The problem with James Marsh's movie, of course, is not the lack of decent material, because Hawking's life itself is a potion of monstrous blows of fate, outstanding discoveries and equally incredible luck. All this has long been asking for screens. And not even that in almost every frame the tape strives by all means to avoid comparison with Mind Games, while borrowing almost everything from the work of Ron Howard. The trouble is that Stephen Hawking's Universe frankly boring.

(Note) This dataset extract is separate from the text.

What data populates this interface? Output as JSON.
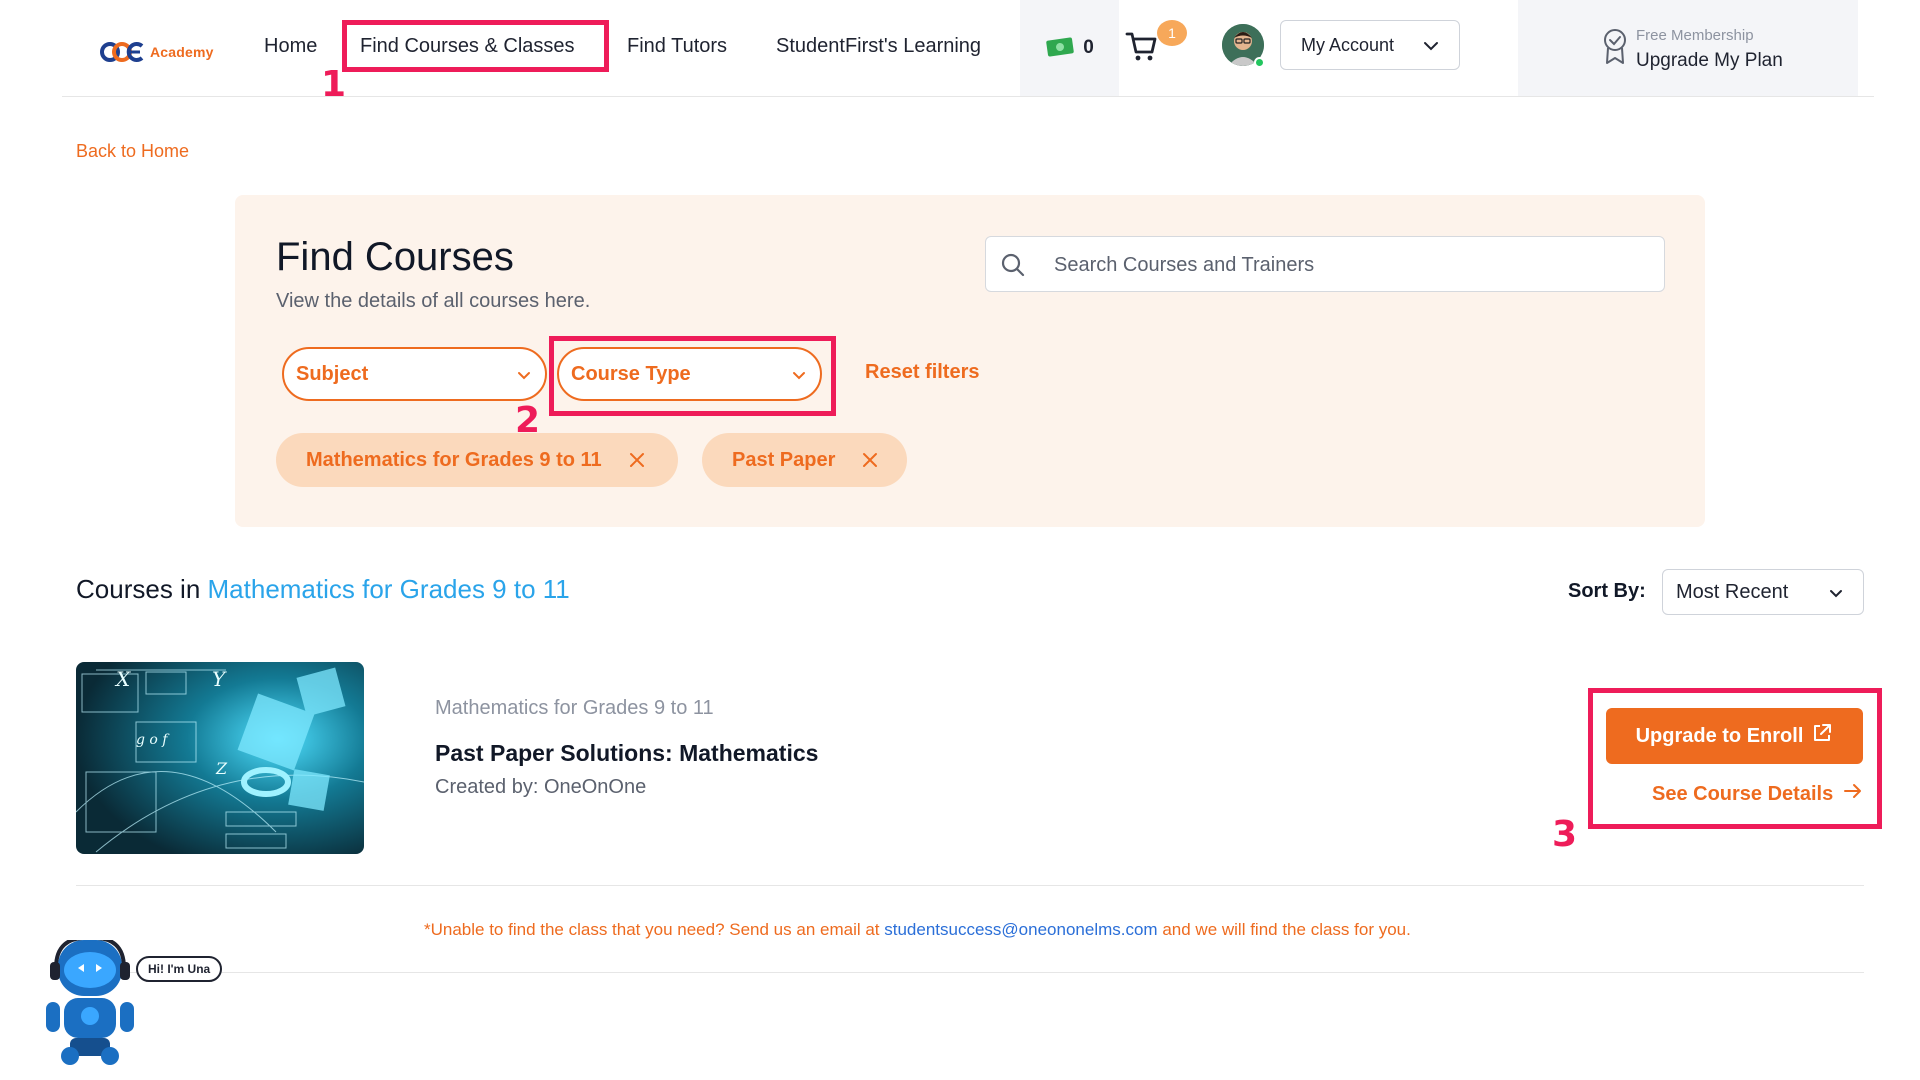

There is no intrigue in it, a hint of passion and even any intelligible explanation of the physicist's merits. Almost 90 percent of the screen time, the viewer sees Eddie Redmayne's antics, which would do honor to a movie project on a medical topic, but not a biography of such a person. After all, the power of such stories lies not at all in physical reliability (this is what the performer of the main role does just well), but in creating an inspiring example.

Naturally, the daily life of seriously ill people is full of unpleasant details and, looking at a paralyzed disabled person in an ironed shirt and ironed trousers, any sane person understands what is behind this and what efforts it costs those around him. But should helplessness be the dominant emotion in viewers? Or he, the viewer, should admire this very `` game of the great mind '', for which personal dramas are only a background intensifying the effect.

Nothing like this in Stephen Hawking's Universe not. Instead of the stated in the name & “Theory of Everything”, the creators of the picture, for some reason, carefully focus on the fact that THERE the main character is all right, and the terrible illness did not prevent him from having a couple of wives and several children. And instead of a scientist with a unique intellect, we are offered the image of a very clever opportunist, quite naturally changing the first wife who passed through fire and water for a pretty nurse, whose whole merit lies in the ability to slip an adult magazine into the hero in time. Nor does it get any impressive romantic story. Since all the melodramaticism turns out to be exhausted in the first half hour, the awkward dance under the stars familiar from a thousand other movies. Yes, yes, we all have known for a long time that great scientists were not averse to hitting on pretty students and drinking a mug of ale, but they somehow did not work with the dance numbers.

Of course, this is not the fault of either Eddie Redmayne or his colleagues on the set. With all the richness of Stephen Hawking's biography, they simply have nothing to play. They really do try, but, caught between the hammer of Anthony McCaretna's scriptural helplessness and the hard place of the mediocre direction of James Marsh, they cannot jump over their heads.

In short, none of those who stood for Stephen Hawking's Universe doesn't deserve an Academy Award nomination. And if, after all, the fashion for the `` sick '' Oscars will allow some of them to win the award, they should give it to those who continue to support the life and legend of the author of The Brief History of Time to this day

The Topic of Article: Review of the movie Stephen Hawking's Universe. Sick Oscar.